Sikap Bambang Haryadi ini berbeda dengan pandangan Wakil Ketua Komisi XII DPR RI lainnya, Sugeng Suparwoto. Sugeng sebelumnya menyatakan wacana pembentukan Pansus untuk mengusut kasus ini. Ia beralasan bahwa isu BBM oplosan menyangkut hajat hidup orang banyak dan membutuhkan pengawasan ketat dari parlemen.
Sugeng Suparwoto menjelaskan, “Kita mau merapatkan internal kita ya, setelah kita memanggil berbagai untuk rapat dengar pendapat dengan pihak-pihak terkait.” Pernyataan ini disampaikan di Kompleks MPR/DPR RI pada Kamis, 6 Maret 2025. Ia menekankan pentingnya koordinasi internal Komisi XII sebelum mengambil keputusan final terkait pembentukan Pansus.
Perbedaan pandangan di internal Komisi XII DPR RI ini menimbulkan pertanyaan mengenai strategi pengawasan parlemen terhadap BUMN, khususnya Pertamina. Meskipun Bambang Haryadi mempercayakan sepenuhnya proses hukum kepada Kejagung, beberapa pihak menilai bahwa pengawasan parlemen tetap diperlukan untuk memastikan transparansi dan akuntabilitas pengelolaan Pertamina.
Bambang Haryadi juga berharap agar nama Pertamina tidak terus tercoreng akibat ulah oknum yang tidak bertanggung jawab. Ia menyatakan, “Tangkap oknumnya, tapi kita selamatkan dan perbaiki Pertamina agar bisa melayani masyarakat lebih baik lagi.” Hal ini menunjukkan keinginan untuk menjaga reputasi Pertamina sebagai perusahaan energi nasional.
Kasus BBM oplosan ini sendiri telah menimbulkan keresahan di masyarakat. Banyak yang mempertanyakan bagaimana pengawasan internal Pertamina dan bagaimana hal ini bisa terjadi. Kejadian ini juga memicu pertanyaan mengenai efektivitas pengawasan pemerintah terhadap BUMN secara umum.

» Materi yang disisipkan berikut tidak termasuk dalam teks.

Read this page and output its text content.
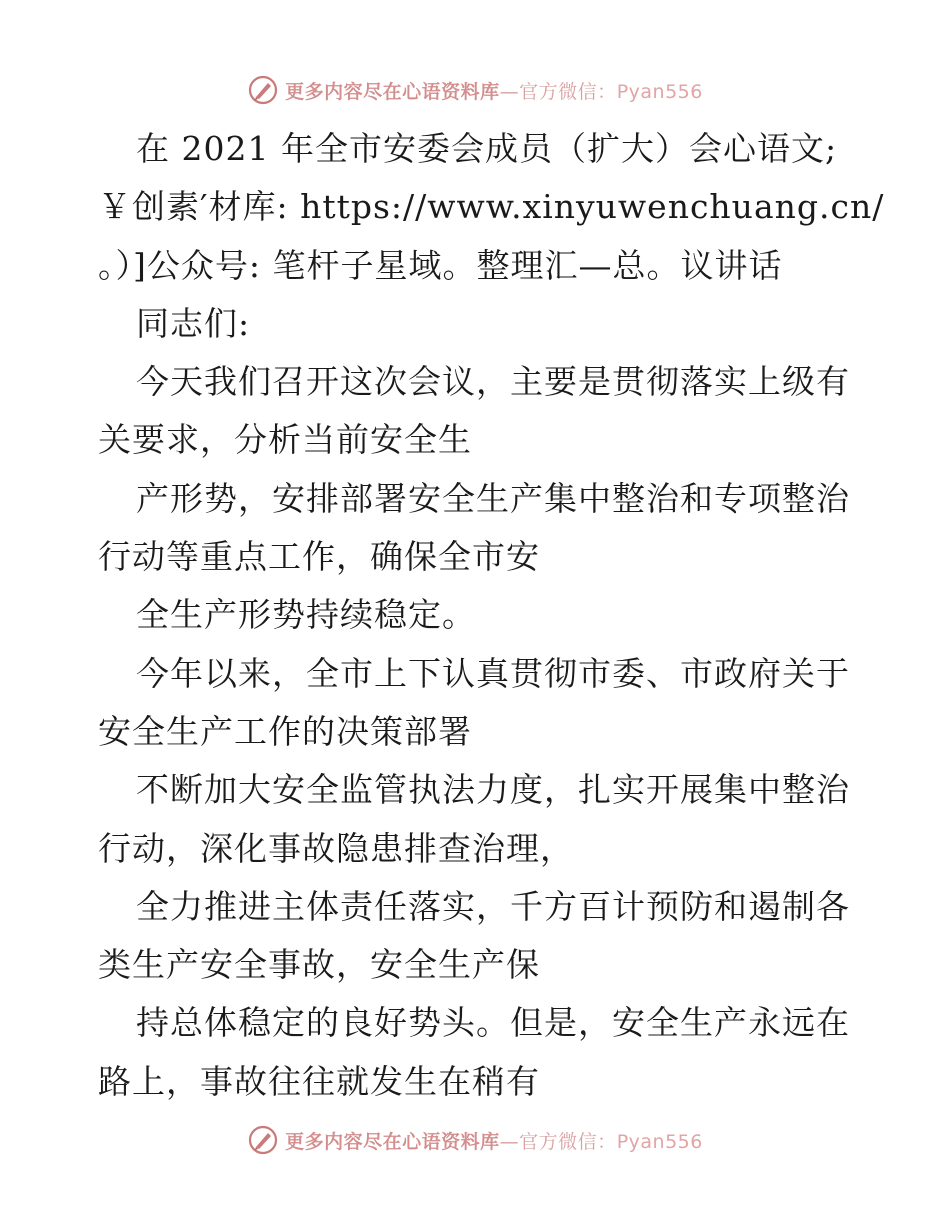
更多内容尽在心语资料库—官方微信：Pyan556
在 2021 年全市安委会成员（扩大）会心语文;
￥创素′材库: https://www.xinyuwenchuang.cn/
。）]公众号: 笔杆子星域。整理汇—总。议讲话
同志们:
今天我们召开这次会议，主要是贯彻落实上级有
关要求，分析当前安全生
产形势，安排部署安全生产集中整治和专项整治
行动等重点工作，确保全市安
全生产形势持续稳定。
今年以来，全市上下认真贯彻市委、市政府关于
安全生产工作的决策部署
不断加大安全监管执法力度，扎实开展集中整治
行动，深化事故隐患排查治理，
全力推进主体责任落实，千方百计预防和遏制各
类生产安全事故，安全生产保
持总体稳定的良好势头。但是，安全生产永远在
路上，事故往往就发生在稍有
更多内容尽在心语资料库—官方微信：Pyan556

Lebih lanjut, perlu diteliti secara mendalam mengenai sistem internal Pertamina yang memungkinkan terjadinya praktik oplosan BBM. Apakah terdapat kelemahan dalam sistem pengawasan internal atau kurangnya koordinasi antar bagian? Penting untuk dilakukan evaluasi menyeluruh untuk mencegah terulangnya kejadian serupa di masa mendatang. Selain itu, perlu juga dikaji bagaimana peran pemerintah dalam mengawasi kinerja BUMN agar kasus serupa tidak kembali terjadi.
Kesimpulannya, perdebatan mengenai pembentukan Pansus untuk mengusut kasus BBM oplosan di Pertamina mencerminkan perbedaan pandangan di internal Komisi XII DPR RI. Meskipun ada yang mempercayakan sepenuhnya kepada Kejagung, perlu dipertimbangkan pentingnya peran pengawasan parlemen untuk memastikan transparansi dan akuntabilitas Pertamina serta mencegah terulangnya kejadian serupa di masa mendatang.